Пролом заделали камнями, брёвнами, скреплёнными особо приготовленным, быстро схватывающимся раствором. Стена стала пониже, но с внешней стороны её защищала щебнистая осыпь. Раздолбить её пушками вряд ли удастся. Деревянную стену подняли, усилили дубовым выносным острогом, углубили ров. Поляки стали вести подкопы под дальними пряслами, в сторону от Свинусской, долбили ломами разборную скалу. Опытные слухачи ходили по подстенным штольням — «слухам» — с решетами, на дне которых насыпаны горошины. Вблизи подкопов горошины катались, вздрагивали. Псковичи взорвали два встречных заряда, обрушили кровлю на головы поляков. Те не унимались, из Риги обещали порох.
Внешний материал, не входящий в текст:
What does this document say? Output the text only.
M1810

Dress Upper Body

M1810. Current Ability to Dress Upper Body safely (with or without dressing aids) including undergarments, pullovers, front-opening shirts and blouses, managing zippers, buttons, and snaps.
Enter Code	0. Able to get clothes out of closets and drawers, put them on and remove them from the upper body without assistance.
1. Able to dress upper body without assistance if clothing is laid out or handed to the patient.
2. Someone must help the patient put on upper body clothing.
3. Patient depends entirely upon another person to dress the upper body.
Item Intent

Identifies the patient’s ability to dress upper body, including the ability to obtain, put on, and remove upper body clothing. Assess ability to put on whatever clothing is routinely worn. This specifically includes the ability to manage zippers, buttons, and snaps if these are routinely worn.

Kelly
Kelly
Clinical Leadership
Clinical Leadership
Осада выдыхалась, из королевского лагеря во Псков бежали люди, чаще литовцы. Самое время государю ударить всем войском, сколько его стоит по городам от Юрьева до Оки. Воеводы гнали мелкие отряды, обречённые на гибель при всякой попытке прорваться в Псков. Главные силы расслабленно дремали во глубине России, заранее смирившись с превосходством поляков и наёмников в открытом поле. Лишь по реке Великой в город проскочили две барки с сотней детей боярских — ночью, дружными выстрелами загнав в кусты дозоры Замойского. Две следующие попали в ловушку, немногие доплыли, доползли до города. Одного из счастливчиков с пулей под лопаткой положили рядом с Михайлой. Опамятовавшись от боли и потери крови, рассказал: плыли ночью, переднюю барку вели рыбаки, знавшие русло Великой как свои сени, правили по маковкам церквей, а на подходе — по чёрной громаде Крома над устьем Псковы... Вдруг из воды, смолисто мерцавшей под звёздами, поднялась змея — так показалось вперёдсмотрящему. С обоих берегов отваливали лодки с вопящими, вслепую стреляющими немцами. Барка врезалась в цепь. Хитрец Замойский приказал перегородить Великую двумя цепями, притопить их в воде, а как появятся русские, поднять. Нашим — ни вперёд, ни назад. Течение развернуло барки, поволокло к берегу, там уже ждали — под стеной Запсковья. Попали в плен или погибли до полусотни детей боярских, при них сотня боевых холопов и стрельцы. Сосед Михайлы догадался податься не к городу, а вверх по Пскове, далеко огибая стену, потом — по болоту к Гремячей башне. Полз, аки гад, по осклизлым кочкам и наступая пятерней на жаб, они верещали по-бабьи. Не поберёгся, услышав русские оклики на Гремячей. К ней нужно плыть через Пскову. Плеском всполошил венгров-дозорных, поймал пулю. Из водяных ворот Гремячей выскочили сторожа, спасли, благо от ледяной воды кровь из раны не сильно вытекала. А выпил горячего вина, закипела ключиком...
Больше до середины октября во Псков никто не проскочил. На стенах и в поле наступило усталое затишье. Главной заботой стало — пропитание и обогрев. Божья Матерь не оставляла псковичей: с Её Покрова прижали морозцы без снега, росу на травах схватило коркой, стены и откосы рва обледенели. Увеличилось число перебежчиков. Подбирались ночью к дальнему пряслу, вопили: «Пустите погреться!» Лишних едоков не пускать бы, да некоторые приносили важные вести. Один сообщил о подкопе, указал направление, наши розмыслы повели встречную борозду и рванули так, что по полю с минуту перекатывался гром. Не менее ценным было известие, что литовцы назначили королю срок в середине или конце октября — свёртывать лагерь. Без пороху нечего делать, помёрзнем, как рябчики. Они знали русскую зиму, а венгры не знали, хорохорились.
Впрочем, и псковичам было не сладко, слишком много собралось посторонних едоков, вороватых и нетерпеливых, особливо крестьян. Те вспоминали, сколько у них в потайных амбарах запасено если не хлеба, то репы, а на лесные починки загнаны куры, гуси, скотина. По заимкам захоронились родичи, свойственники, присматривали за животиной, не забывая себя. Их вольная, сытная жизнь изукрашивалась в воображении осаждённых. В опасных, мечтательных разговорах изощрялись и иноки пригородных монастырей, уж там-то запасы водились. На одного донесли: видел-де, помрачившись от голода, яко поднялся Псков под небеса и «опустился до ада й пёстрой собаки, а нам кто на царстве ни буди, всё едино»... Схватили, поставили с очи на очи с доносчиком, обоих пожгли. Шуйского раздражила нелепая «пёстрая собака»: на что намёк? Так привиделось, необъяснимо. Собака осталась неразгаданной, в чьи-то нетвёрдые умы заронив новые сомнения. Виноватого били кнутом, излохматили шкуру.